I stayed where I was for now, casting my gaze around the room as I went over my memory of the past twenty or thirty minutes. Too many people passing close enough to slip something into the victim's drink, too many others to watch at the same time, too many more opportunities to poison him outside my field of view. I was a detective, not God.
"Stumbling upon, once. Literally. Do you know what it's like to have to clean up after that sort of thing? It takes a personal toll."
"Hush, Crowley," chided "Angel". "People can hear you, and you know how queer they get about these things. Ooh, yes, that's strychnine, all right," he added cheerfully, pulling a small vial from his vest pocket and tipping it into his handkerchief. "Nasty stuff."

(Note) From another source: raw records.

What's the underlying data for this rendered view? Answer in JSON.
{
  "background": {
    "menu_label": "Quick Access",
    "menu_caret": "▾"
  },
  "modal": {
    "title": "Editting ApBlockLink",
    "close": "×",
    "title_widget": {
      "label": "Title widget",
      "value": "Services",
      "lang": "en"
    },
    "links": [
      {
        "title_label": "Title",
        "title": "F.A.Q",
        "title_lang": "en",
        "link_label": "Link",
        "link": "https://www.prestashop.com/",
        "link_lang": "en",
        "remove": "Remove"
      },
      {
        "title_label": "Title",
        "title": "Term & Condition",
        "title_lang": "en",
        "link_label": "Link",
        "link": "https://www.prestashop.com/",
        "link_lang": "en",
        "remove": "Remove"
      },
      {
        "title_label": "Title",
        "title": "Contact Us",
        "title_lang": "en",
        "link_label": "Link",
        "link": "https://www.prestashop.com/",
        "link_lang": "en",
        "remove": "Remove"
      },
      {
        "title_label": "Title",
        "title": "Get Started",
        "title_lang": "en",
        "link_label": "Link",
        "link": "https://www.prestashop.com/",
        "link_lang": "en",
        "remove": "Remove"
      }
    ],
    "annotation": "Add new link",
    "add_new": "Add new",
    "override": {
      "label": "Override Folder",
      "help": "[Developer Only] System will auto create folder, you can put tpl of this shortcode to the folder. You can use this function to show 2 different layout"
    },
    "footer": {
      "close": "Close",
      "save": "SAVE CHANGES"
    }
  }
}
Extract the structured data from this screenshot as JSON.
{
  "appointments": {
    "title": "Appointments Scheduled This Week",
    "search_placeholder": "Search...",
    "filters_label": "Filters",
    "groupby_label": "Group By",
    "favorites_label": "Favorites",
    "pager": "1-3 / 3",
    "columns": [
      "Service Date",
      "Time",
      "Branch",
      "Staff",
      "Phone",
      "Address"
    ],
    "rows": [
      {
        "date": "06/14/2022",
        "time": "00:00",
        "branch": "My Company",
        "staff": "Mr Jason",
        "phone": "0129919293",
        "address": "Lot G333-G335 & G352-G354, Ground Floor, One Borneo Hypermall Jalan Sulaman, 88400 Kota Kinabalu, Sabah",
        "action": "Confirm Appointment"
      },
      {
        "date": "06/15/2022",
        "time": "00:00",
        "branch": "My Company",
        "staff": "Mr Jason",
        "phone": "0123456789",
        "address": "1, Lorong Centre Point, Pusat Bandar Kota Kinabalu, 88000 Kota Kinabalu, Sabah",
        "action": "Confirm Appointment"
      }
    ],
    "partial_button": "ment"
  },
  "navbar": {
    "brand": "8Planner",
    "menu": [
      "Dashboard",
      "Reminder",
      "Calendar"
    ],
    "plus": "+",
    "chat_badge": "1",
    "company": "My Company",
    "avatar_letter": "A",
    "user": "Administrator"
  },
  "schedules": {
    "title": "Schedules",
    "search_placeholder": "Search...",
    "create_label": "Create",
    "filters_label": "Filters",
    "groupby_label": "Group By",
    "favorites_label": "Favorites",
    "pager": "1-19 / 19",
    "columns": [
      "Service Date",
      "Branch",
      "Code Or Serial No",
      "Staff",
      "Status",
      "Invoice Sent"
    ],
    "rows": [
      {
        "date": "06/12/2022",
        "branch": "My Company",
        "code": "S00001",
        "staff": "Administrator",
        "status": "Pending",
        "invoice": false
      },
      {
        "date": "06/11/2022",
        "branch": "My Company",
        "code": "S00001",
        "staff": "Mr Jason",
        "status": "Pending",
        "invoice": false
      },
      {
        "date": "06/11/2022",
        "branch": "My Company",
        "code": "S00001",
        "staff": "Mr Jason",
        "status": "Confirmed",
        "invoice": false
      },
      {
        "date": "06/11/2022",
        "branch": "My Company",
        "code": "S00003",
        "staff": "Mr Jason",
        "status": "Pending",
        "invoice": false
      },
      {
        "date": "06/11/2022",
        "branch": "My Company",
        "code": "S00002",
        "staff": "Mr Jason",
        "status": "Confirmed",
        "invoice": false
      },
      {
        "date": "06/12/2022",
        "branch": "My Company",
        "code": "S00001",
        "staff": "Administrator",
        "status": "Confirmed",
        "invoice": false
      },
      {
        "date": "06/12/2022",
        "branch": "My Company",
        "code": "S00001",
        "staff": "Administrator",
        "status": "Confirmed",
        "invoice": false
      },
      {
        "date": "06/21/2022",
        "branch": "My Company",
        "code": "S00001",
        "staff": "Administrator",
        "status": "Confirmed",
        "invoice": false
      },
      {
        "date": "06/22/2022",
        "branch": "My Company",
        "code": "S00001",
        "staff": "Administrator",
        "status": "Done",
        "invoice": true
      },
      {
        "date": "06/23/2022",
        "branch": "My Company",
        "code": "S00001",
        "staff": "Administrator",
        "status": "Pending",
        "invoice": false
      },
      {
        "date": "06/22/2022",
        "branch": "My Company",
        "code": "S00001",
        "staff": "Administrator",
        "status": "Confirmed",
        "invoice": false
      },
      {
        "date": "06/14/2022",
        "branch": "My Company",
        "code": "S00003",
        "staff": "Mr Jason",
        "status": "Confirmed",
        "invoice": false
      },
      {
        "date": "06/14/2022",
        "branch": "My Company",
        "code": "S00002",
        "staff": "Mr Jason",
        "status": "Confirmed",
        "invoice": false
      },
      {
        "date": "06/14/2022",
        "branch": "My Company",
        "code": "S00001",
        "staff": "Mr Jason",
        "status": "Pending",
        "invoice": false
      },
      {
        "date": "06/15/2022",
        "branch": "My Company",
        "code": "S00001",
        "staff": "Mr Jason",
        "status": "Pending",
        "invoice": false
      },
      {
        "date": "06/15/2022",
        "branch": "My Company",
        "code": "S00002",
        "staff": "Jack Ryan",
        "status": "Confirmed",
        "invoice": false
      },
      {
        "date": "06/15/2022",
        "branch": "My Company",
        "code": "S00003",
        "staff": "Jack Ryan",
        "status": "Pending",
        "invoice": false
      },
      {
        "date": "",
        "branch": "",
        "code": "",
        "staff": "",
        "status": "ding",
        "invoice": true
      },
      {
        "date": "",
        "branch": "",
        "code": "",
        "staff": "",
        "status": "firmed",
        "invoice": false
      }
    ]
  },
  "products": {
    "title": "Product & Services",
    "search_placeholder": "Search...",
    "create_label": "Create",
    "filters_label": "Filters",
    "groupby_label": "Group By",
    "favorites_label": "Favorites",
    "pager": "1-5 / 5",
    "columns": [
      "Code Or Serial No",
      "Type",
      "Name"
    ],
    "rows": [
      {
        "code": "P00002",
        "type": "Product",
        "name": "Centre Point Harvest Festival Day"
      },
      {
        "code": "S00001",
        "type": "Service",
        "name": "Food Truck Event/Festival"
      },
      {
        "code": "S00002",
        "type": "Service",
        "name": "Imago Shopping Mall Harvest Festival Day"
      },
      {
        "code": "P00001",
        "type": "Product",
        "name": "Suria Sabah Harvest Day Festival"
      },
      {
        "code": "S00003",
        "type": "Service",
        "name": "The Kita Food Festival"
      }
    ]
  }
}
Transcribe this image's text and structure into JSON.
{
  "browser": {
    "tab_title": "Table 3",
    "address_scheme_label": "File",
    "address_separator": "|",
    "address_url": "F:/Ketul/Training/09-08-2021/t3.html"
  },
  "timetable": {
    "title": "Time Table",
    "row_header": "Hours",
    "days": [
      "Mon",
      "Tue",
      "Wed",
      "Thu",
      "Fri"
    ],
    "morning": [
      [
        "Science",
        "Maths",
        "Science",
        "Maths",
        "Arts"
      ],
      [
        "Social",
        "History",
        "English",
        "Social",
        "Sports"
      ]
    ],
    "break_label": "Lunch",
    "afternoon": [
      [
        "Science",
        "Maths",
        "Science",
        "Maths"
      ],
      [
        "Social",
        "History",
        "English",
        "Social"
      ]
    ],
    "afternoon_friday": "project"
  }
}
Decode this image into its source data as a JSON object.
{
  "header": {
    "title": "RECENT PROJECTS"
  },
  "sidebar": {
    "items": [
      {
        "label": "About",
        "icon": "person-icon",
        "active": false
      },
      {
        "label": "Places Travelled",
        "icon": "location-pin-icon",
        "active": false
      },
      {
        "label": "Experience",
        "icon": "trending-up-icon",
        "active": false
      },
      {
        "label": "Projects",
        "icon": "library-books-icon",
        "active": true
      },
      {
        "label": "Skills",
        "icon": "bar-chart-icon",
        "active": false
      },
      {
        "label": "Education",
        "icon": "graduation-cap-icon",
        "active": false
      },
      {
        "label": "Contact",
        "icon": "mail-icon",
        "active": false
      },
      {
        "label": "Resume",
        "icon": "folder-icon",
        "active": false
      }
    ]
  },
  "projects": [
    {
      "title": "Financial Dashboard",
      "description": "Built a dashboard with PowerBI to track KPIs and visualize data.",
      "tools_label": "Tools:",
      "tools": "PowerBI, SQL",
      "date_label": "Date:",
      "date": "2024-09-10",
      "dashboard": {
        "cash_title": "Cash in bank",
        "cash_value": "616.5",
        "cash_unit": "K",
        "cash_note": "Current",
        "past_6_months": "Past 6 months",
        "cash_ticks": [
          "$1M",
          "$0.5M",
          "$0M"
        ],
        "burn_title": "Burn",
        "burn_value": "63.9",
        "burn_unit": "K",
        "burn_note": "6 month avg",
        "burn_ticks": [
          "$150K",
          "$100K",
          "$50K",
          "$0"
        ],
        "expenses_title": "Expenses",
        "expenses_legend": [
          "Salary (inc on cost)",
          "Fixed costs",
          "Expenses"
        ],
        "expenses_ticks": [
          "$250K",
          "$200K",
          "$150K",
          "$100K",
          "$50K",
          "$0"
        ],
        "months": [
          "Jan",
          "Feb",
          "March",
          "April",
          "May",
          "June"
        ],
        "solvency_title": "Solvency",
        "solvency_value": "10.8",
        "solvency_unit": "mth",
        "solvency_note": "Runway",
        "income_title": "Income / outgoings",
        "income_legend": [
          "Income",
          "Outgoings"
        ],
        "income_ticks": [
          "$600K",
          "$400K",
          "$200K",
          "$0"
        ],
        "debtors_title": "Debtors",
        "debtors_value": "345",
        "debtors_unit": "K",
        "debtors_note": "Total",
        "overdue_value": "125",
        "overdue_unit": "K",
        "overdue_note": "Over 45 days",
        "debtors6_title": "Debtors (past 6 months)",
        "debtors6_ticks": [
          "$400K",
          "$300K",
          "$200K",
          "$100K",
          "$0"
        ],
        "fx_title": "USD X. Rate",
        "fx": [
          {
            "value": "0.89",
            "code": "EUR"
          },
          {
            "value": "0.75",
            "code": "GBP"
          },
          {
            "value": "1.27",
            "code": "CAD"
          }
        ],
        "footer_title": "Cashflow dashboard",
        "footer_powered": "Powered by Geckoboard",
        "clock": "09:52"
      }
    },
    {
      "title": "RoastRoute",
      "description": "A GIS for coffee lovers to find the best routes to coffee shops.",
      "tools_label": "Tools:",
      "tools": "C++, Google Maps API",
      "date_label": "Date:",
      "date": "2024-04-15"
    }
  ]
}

I got up. As I approached, I caught the faint, unmistakable chemical sweetness of ether fumes and gave them a wide berth, choosing instead to inspect the victim's plate and glass before turning to scan the room from this perspective.
"Now, just what might you be doing?" drawled Crowley.
I looked him over, too, while I was at it. In Crowley's case, this involved a lot of looking and not much over; he was easily more than six feet tall, even while slouching rakishly. The snake tattoo on his right temple suggested certain things about him. The dark glasses that he hadn't removed since he'd entered just suggested questions, since I highly doubted he was blind. "I'm a detective," I said, leaving the obviously at the end of that sentence to implication. "What are you doing?"
This response seemed to delight him. "So are we," Crowley answered, and grinned. "But if you want to get specific about it, I'm keeping you distracted while my friend saves this man's life. Let's see your license, then."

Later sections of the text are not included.